Psychonauts is on many fronts a ground breaking game. In a review it would be easy to say that the witty dialogue is what makes this game stand out, but that would leave out the compelling assortment of collectibles. One could say the gorgeous art style is what makes this IP so unique, but that would undermine the fantastic platforming gameplay. The great thing about Psychonauts is that there is not just one compelling aspect about it that has created the cult following it has developed today. Psychonauts has, since its 2005 release, seen a massive following because of it’s unique range of quirky characters that could only be tangible in a Tim Schafer game, it’s deep platforming mechanics, and it’s overlaying story that is pieced together with some of the best-executed dialogue found even in the Double Lift portfolio of story focused games.
The story in Psychonauts is a compelling one, to say the least. It is a deep and interesting experience that places the player into the role of Raz, an aspiring psychic cadet with a dream of becoming a psychonaut, a sort of soldier that grasps their powerful minds in the form of an array of outlets allowing for powers of telekinesis or invisibility. The story displays many hardships Raz has to conquer in order to become what it takes to master genuine psychic ability. The story starts at a summer camp created with the intent of finding upcoming and sprouting talent for the psychonaut program. The rest of the game is generally played in two separate types of environments; the campground and the minds of people Raz explores as he progresses through the approximately twelve-hour story.
One key aspect of Psychonauts that drips with personality is the characters. Each and every character feels completely fleshed out and seems to have purpose whether that be just to add to the witty dialogue and compelling story one would expect in a Tim Schafer game. Raz is an extremely likable and relatable main character and this is, in part, because of his supporting cast of odd summer camp goers and instructors.

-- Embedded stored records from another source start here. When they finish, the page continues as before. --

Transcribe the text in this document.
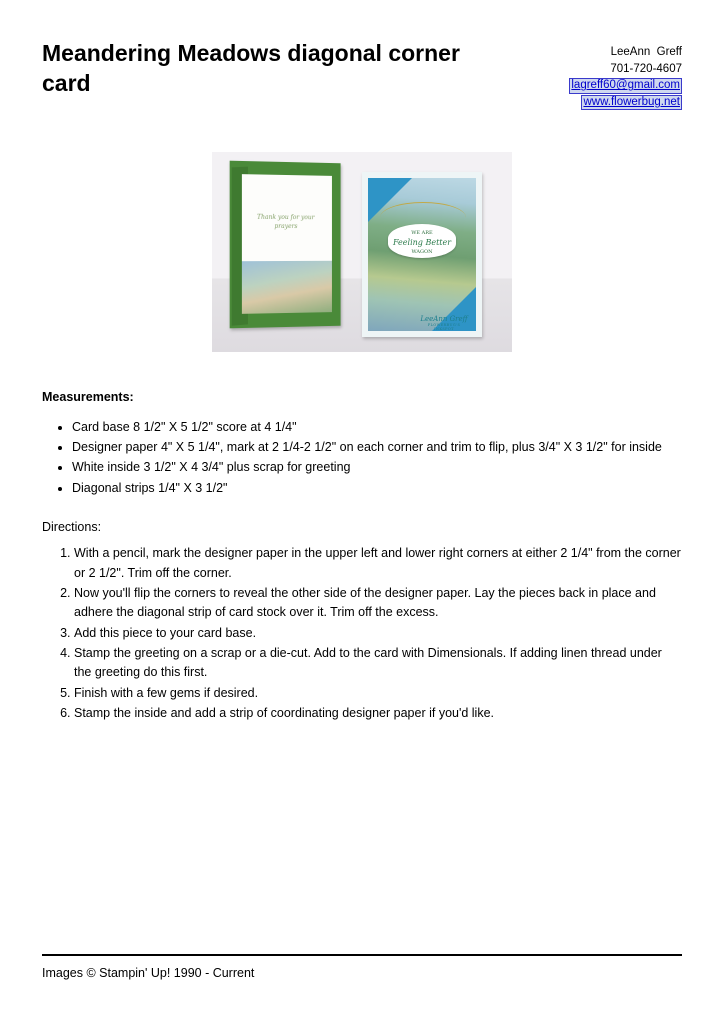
Meandering Meadows diagonal corner card
LeeAnn  Greff
701-720-4607
lagreff60@gmail.com
www.flowerbug.net
Thank you for your prayers
WE ARE
Feeling Better
WAGON
LeeAnn Greff
FLOWERBUG'S INKSPOT
Measurements:
• Card base 8 1/2" X 5 1/2" score at 4 1/4"
• Designer paper 4" X 5 1/4", mark at 2 1/4-2 1/2" on each corner and trim to flip, plus 3/4" X 3 1/2" for inside
• White inside 3 1/2" X 4 3/4" plus scrap for greeting
• Diagonal strips 1/4" X 3 1/2"
Directions:
1. With a pencil, mark the designer paper in the upper left and lower right corners at either 2 1/4" from the corner or 2 1/2". Trim off the corner.
2. Now you'll flip the corners to reveal the other side of the designer paper. Lay the pieces back in place and adhere the diagonal strip of card stock over it. Trim off the excess.
3. Add this piece to your card base.
4. Stamp the greeting on a scrap or a die-cut. Add to the card with Dimensionals. If adding linen thread under the greeting do this first.
5. Finish with a few gems if desired.
6. Stamp the inside and add a strip of coordinating designer paper if you'd like.
Images © Stampin' Up! 1990 - Current
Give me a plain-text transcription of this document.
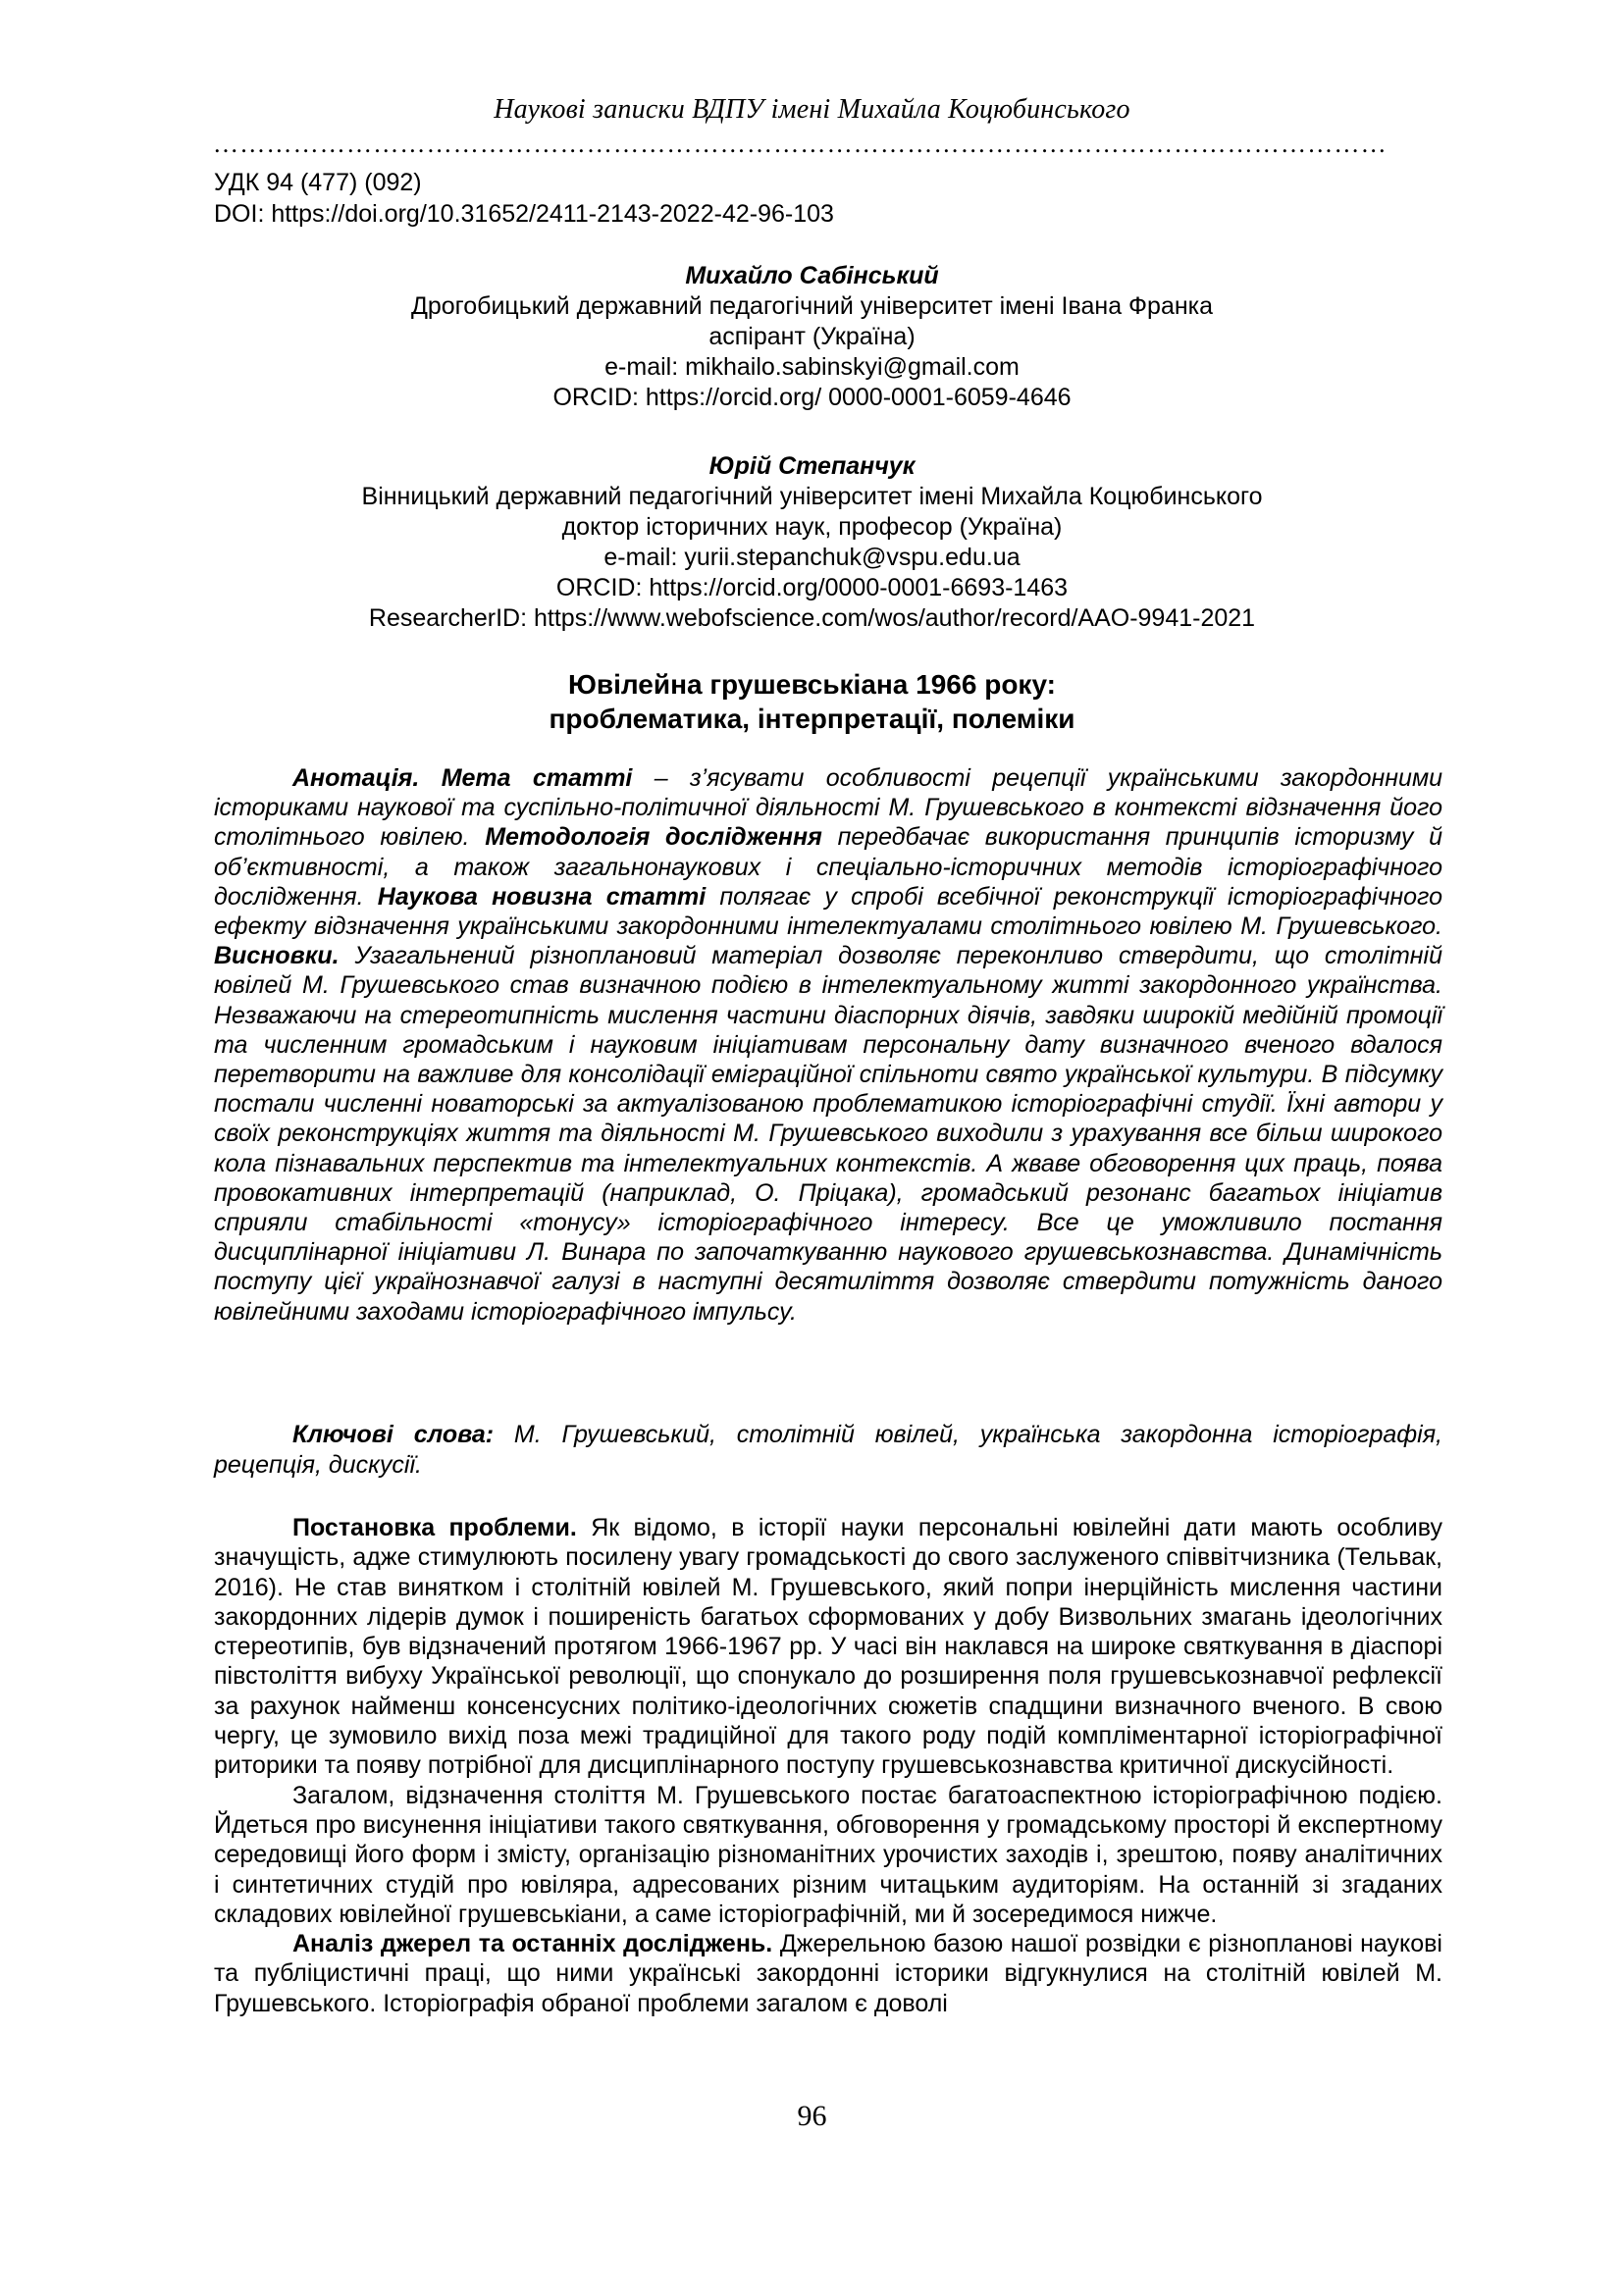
Наукові записки ВДПУ імені Михайла Коцюбинського
……………………………………………………………………………………………………………………
УДК 94 (477) (092)
DOI: https://doi.org/10.31652/2411-2143-2022-42-96-103
Михайло Сабінський
Дрогобицький державний педагогічний університет імені Івана Франка
аспірант (Україна)
e-mail: mikhailo.sabinskyi@gmail.com
ORCID: https://orcid.org/ 0000-0001-6059-4646
Юрій Степанчук
Вінницький державний педагогічний університет імені Михайла Коцюбинського
доктор історичних наук, професор (Україна)
e-mail: yurii.stepanchuk@vspu.edu.ua
ORCID: https://orcid.org/0000-0001-6693-1463
ResearcherID: https://www.webofscience.com/wos/author/record/AAO-9941-2021
Ювілейна грушевськіана 1966 року:
проблематика, інтерпретації, полеміки

Анотація. Мета статті – з’ясувати особливості рецепції українськими закордонними істориками наукової та суспільно-політичної діяльності М. Грушевського в контексті відзначення його столітнього ювілею. Методологія дослідження передбачає використання принципів історизму й об’єктивності, а також загальнонаукових і спеціально-історичних методів історіографічного дослідження. Наукова новизна статті полягає у спробі всебічної реконструкції історіографічного ефекту відзначення українськими закордонними інтелектуалами столітнього ювілею М. Грушевського. Висновки. Узагальнений різноплановий матеріал дозволяє переконливо ствердити, що столітній ювілей М. Грушевського став визначною подією в інтелектуальному житті закордонного українства. Незважаючи на стереотипність мислення частини діаспорних діячів, завдяки широкій медійній промоції та численним громадським і науковим ініціативам персональну дату визначного вченого вдалося перетворити на важливе для консолідації еміграційної спільноти свято української культури. В підсумку постали численні новаторські за актуалізованою проблематикою історіографічні студії. Їхні автори у своїх реконструкціях життя та діяльності М. Грушевського виходили з урахування все більш широкого кола пізнавальних перспектив та інтелектуальних контекстів. А жваве обговорення цих праць, поява провокативних інтерпретацій (наприклад, О. Пріцака), громадський резонанс багатьох ініціатив сприяли стабільності «тонусу» історіографічного інтересу. Все це уможливило постання дисциплінарної ініціативи Л. Винара по започаткуванню наукового грушевськознавства. Динамічність поступу цієї українознавчої галузі в наступні десятиліття дозволяє ствердити потужність даного ювілейними заходами історіографічного імпульсу.

Ключові слова: М. Грушевський, столітній ювілей, українська закордонна історіографія, рецепція, дискусії.

Постановка проблеми. Як відомо, в історії науки персональні ювілейні дати мають особливу значущість, адже стимулюють посилену увагу громадськості до свого заслуженого співвітчизника (Тельвак, 2016). Не став винятком і столітній ювілей М. Грушевського, який попри інерційність мислення частини закордонних лідерів думок і поширеність багатьох сформованих у добу Визвольних змагань ідеологічних стереотипів, був відзначений протягом 1966-1967 рр. У часі він наклався на широке святкування в діаспорі півстоліття вибуху Української революції, що спонукало до розширення поля грушевськознавчої рефлексії за рахунок найменш консенсусних політико-ідеологічних сюжетів спадщини визначного вченого. В свою чергу, це зумовило вихід поза межі традиційної для такого роду подій компліментарної історіографічної риторики та появу потрібної для дисциплінарного поступу грушевськознавства критичної дискусійності.

Загалом, відзначення століття М. Грушевського постає багатоаспектною історіографічною подією. Йдеться про висунення ініціативи такого святкування, обговорення у громадському просторі й експертному середовищі його форм і змісту, організацію різноманітних урочистих заходів і, зрештою, появу аналітичних і синтетичних студій про ювіляра, адресованих різним читацьким аудиторіям. На останній зі згаданих складових ювілейної грушевськіани, а саме історіографічній, ми й зосередимося нижче.

Аналіз джерел та останніх досліджень. Джерельною базою нашої розвідки є різнопланові наукові та публіцистичні праці, що ними українські закордонні історики відгукнулися на столітній ювілей М. Грушевського. Історіографія обраної проблеми загалом є доволі

96
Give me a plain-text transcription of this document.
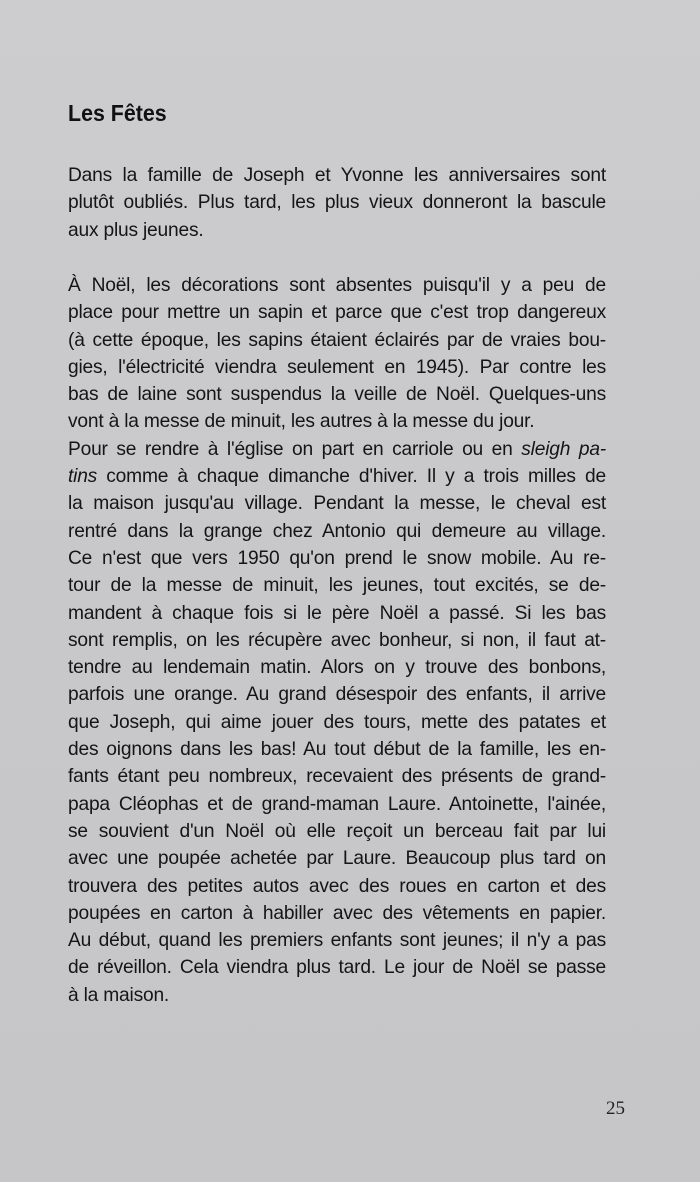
Les Fêtes

Dans la famille de Joseph et Yvonne les anniversaires sont
plutôt oubliés. Plus tard, les plus vieux donneront la bascule
aux plus jeunes.

À Noël, les décorations sont absentes puisqu'il y a peu de
place pour mettre un sapin et parce que c'est trop dangereux
(à cette époque, les sapins étaient éclairés par de vraies bou-
gies, l'électricité viendra seulement en 1945). Par contre les
bas de laine sont suspendus la veille de Noël. Quelques-uns
vont à la messe de minuit, les autres à la messe du jour.
Pour se rendre à l'église on part en carriole ou en sleigh pa-
tins comme à chaque dimanche d'hiver. Il y a trois milles de
la maison jusqu'au village. Pendant la messe, le cheval est
rentré dans la grange chez Antonio qui demeure au village.
Ce n'est que vers 1950 qu'on prend le snow mobile. Au re-
tour de la messe de minuit, les jeunes, tout excités, se de-
mandent à chaque fois si le père Noël a passé. Si les bas
sont remplis, on les récupère avec bonheur, si non, il faut at-
tendre au lendemain matin. Alors on y trouve des bonbons,
parfois une orange. Au grand désespoir des enfants, il arrive
que Joseph, qui aime jouer des tours, mette des patates et
des oignons dans les bas! Au tout début de la famille, les en-
fants étant peu nombreux, recevaient des présents de grand-
papa Cléophas et de grand-maman Laure. Antoinette, l'ainée,
se souvient d'un Noël où elle reçoit un berceau fait par lui
avec une poupée achetée par Laure. Beaucoup plus tard on
trouvera des petites autos avec des roues en carton et des
poupées en carton à habiller avec des vêtements en papier.
Au début, quand les premiers enfants sont jeunes; il n'y a pas
de réveillon. Cela viendra plus tard. Le jour de Noël se passe
à la maison.

25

The sounds of Psychonauts are also icing on the cake of this great experience. If music does one thing in video games, it very much does a great job of tying things together, and this is definitely the case in Psychonauts. The music meshes very well with the general theme of each section of the game. The voice acting couldn’t have been executed any better and the entire cast did an excellent job. One minor complaint is some instances where characters repeated their lines on a multitude of occasions, most notably in boss fights. That being said, this diminishes less than a fraction of the experience.
Psychonauts has generally solid gameplay. It feels clean and precise as far as the platforming goes and the “puzzles” are all fun and fair amounts of difficult. One unique aspect of Psychonauts gameplay is Raz’ ability to use special powers. Raz throughout the game begins to learn new powers only able to be mastered through help from psychonauts that help run the summer camp. Most of the abilities are used in creative ways and can be used to solve some areas of the game. That being said there are a select few of the abilities that were under-utilized such as clairvoyance, or the ability to see from other creatures’ perspectives. Although this ability is utilized in one specific section of the game, it feels like it was only used for one specific puzzle as the rest of the powers had a genuine purpose throughout the entire game.
Psychonauts is definitely one of a kind. Tim Schafer struck gold with compiling a fantastic story, tight and fun gameplay, and a superb cast of characters all packages with witty dialogue.